HELP ASAP. MEDAL GIVEN
Solve the equation below for x:
log(5x) + log(2x) =1

x = 10/7
x = 1
x = 1; x = -1
There is no solution.

Answer 1

At first lets use the identity,
\[\color{blue}{Log(a)+Log(b)=Log(a \times b) }\]
so the left side equals \[\log(5x \times 2x)\]so, so far we have\[\log(10x^2)=1\]

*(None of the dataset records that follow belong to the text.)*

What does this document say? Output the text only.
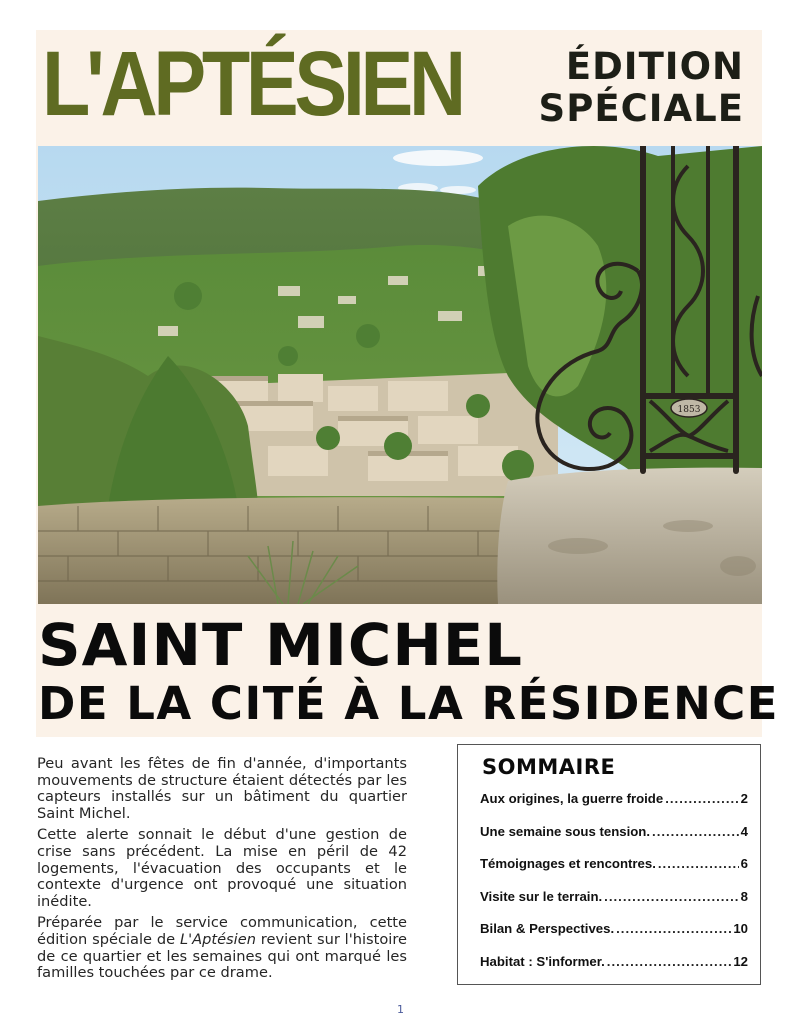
L'APTÉSIEN	ÉDITION
SPÉCIALE
1853
SAINT MICHEL
DE LA CITÉ À LA RÉSIDENCE

Peu avant les fêtes de fin d'année, d'importants mouvements de structure étaient détectés par les capteurs installés sur un bâtiment du quartier Saint Michel.

Cette alerte sonnait le début d'une gestion de crise sans précédent. La mise en péril de 42 logements, l'évacuation des occupants et le contexte d'urgence ont provoqué une situation inédite.

Préparée par le service communication, cette édition spéciale de L'Aptésien revient sur l'histoire de ce quartier et les semaines qui ont marqué les familles touchées par ce drame.

SOMMAIRE
Aux origines, la guerre froide .....	2
Une semaine sous tension. .....	4
Témoignages et rencontres. .....	6
Visite sur le terrain. .....	8
Bilan & Perspectives. .....	10
Habitat : S'informer. .....	12
1
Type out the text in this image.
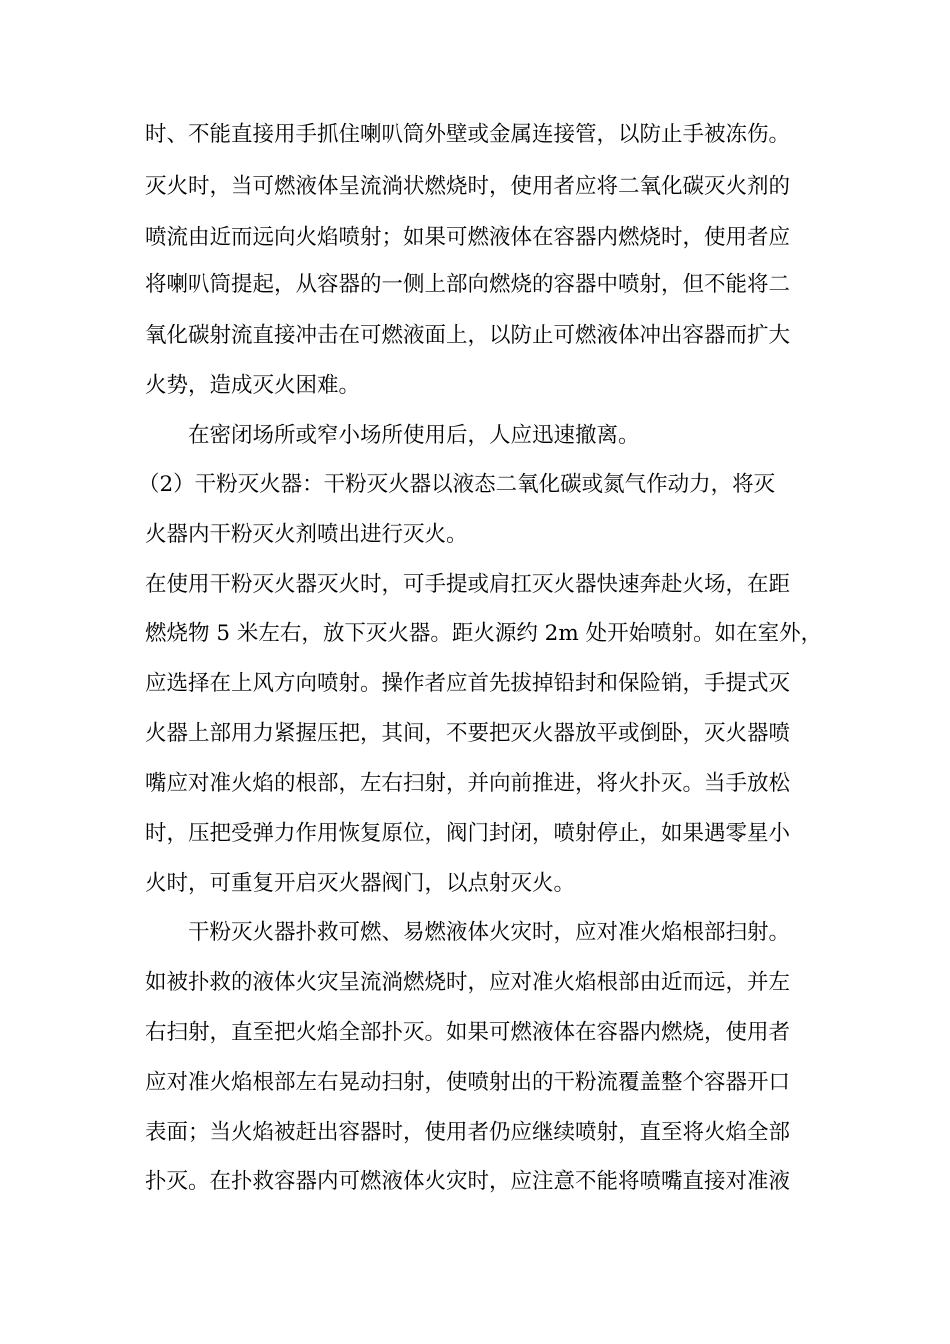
时、不能直接用手抓住喇叭筒外壁或金属连接管，以防止手被冻伤。
灭火时，当可燃液体呈流淌状燃烧时，使用者应将二氧化碳灭火剂的
喷流由近而远向火焰喷射；如果可燃液体在容器内燃烧时，使用者应
将喇叭筒提起，从容器的一侧上部向燃烧的容器中喷射，但不能将二
氧化碳射流直接冲击在可燃液面上，以防止可燃液体冲出容器而扩大
火势，造成灭火困难。
在密闭场所或窄小场所使用后，人应迅速撤离。
（2）干粉灭火器：干粉灭火器以液态二氧化碳或氮气作动力，将灭
火器内干粉灭火剂喷出进行灭火。
在使用干粉灭火器灭火时，可手提或肩扛灭火器快速奔赴火场，在距
燃烧物 5 米左右，放下灭火器。距火源约 2m 处开始喷射。如在室外，
应选择在上风方向喷射。操作者应首先拔掉铅封和保险销，手提式灭
火器上部用力紧握压把，其间，不要把灭火器放平或倒卧，灭火器喷
嘴应对准火焰的根部，左右扫射，并向前推进，将火扑灭。当手放松
时，压把受弹力作用恢复原位，阀门封闭，喷射停止，如果遇零星小
火时，可重复开启灭火器阀门，以点射灭火。
干粉灭火器扑救可燃、易燃液体火灾时，应对准火焰根部扫射。
如被扑救的液体火灾呈流淌燃烧时，应对准火焰根部由近而远，并左
右扫射，直至把火焰全部扑灭。如果可燃液体在容器内燃烧，使用者
应对准火焰根部左右晃动扫射，使喷射出的干粉流覆盖整个容器开口
表面；当火焰被赶出容器时，使用者仍应继续喷射，直至将火焰全部
扑灭。在扑救容器内可燃液体火灾时，应注意不能将喷嘴直接对准液
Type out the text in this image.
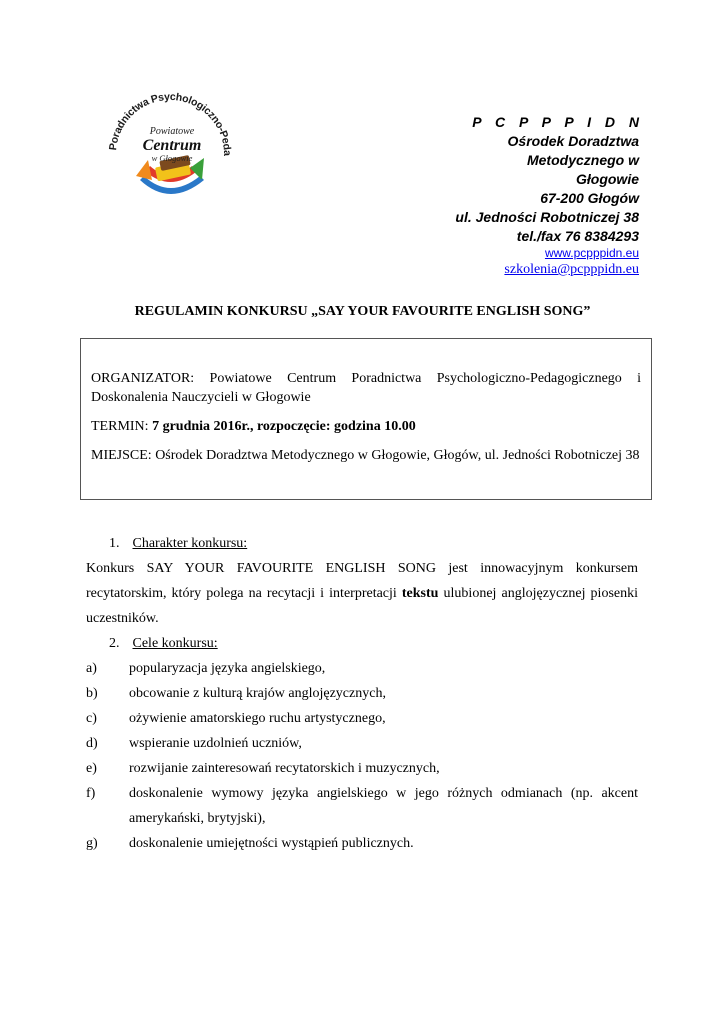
Poradnictwa Psychologiczno-Peda
Powiatowe
Centrum
w Głogowie
P C P P P I D N
Ośrodek Doradztwa
Metodycznego w
Głogowie
67-200 Głogów
ul. Jedności Robotniczej 38
tel./fax 76 8384293
www.pcpppidn.eu
szkolenia@pcpppidn.eu
REGULAMIN KONKURSU „SAY YOUR FAVOURITE ENGLISH SONG”

ORGANIZATOR: Powiatowe Centrum Poradnictwa Psychologiczno-Pedagogicznego i Doskonalenia Nauczycieli w Głogowie

TERMIN: 7 grudnia 2016r., rozpoczęcie: godzina 10.00

MIEJSCE: Ośrodek Doradztwa Metodycznego w Głogowie, Głogów, ul. Jedności Robotniczej 38

1. Charakter konkursu:
Konkurs SAY YOUR FAVOURITE ENGLISH SONG jest innowacyjnym konkursem recytatorskim, który polega na recytacji i interpretacji tekstu ulubionej anglojęzycznej piosenki uczestników.
2. Cele konkursu:
a) popularyzacja języka angielskiego,
b) obcowanie z kulturą krajów anglojęzycznych,
c) ożywienie amatorskiego ruchu artystycznego,
d) wspieranie uzdolnień uczniów,
e) rozwijanie zainteresowań recytatorskich i muzycznych,
f) doskonalenie wymowy języka angielskiego w jego różnych odmianach (np. akcent amerykański, brytyjski),
g) doskonalenie umiejętności wystąpień publicznych.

can you solve it from here?

Answer 2

Honestly No... -_-

Answer 3

\[\color{red}{ \log(10x^2)=1 }\]\[\color{red}{ 2\log(10x)=1 }\]\[\color{red}{ \log(10x)=1/2 }\]what about now?

Answer 4

Umm, I honestly don't know what any of that is suppose to mean.. im not that bright in math

Answer 5

Oh nvm I mad a mistake

Answer 6

\[\color{orangered}{\log(10)+\log(x^2)=1 }\]
when base is not specified, it's equal to 10.
\[\color{orangered}{\log_{10}(10)+\log_{10}(x^2)=1 }\]\[\color{orangered}{1+\log_{10}(x^2)=1 }\]\[\color{orangered}{\log_{10}(x^2)=0 }\]

you should be able to do it from here.

Answer 7

1 ?

Answer 8

\[\log_{10}(x^2)=0\]\[2\log_{10}(x)=0\]\[\log_{10}(x)=0\]\[x=1\]

Answer 9

you are right!

Answer 10

thanks :)

Answer 11

You Welcome!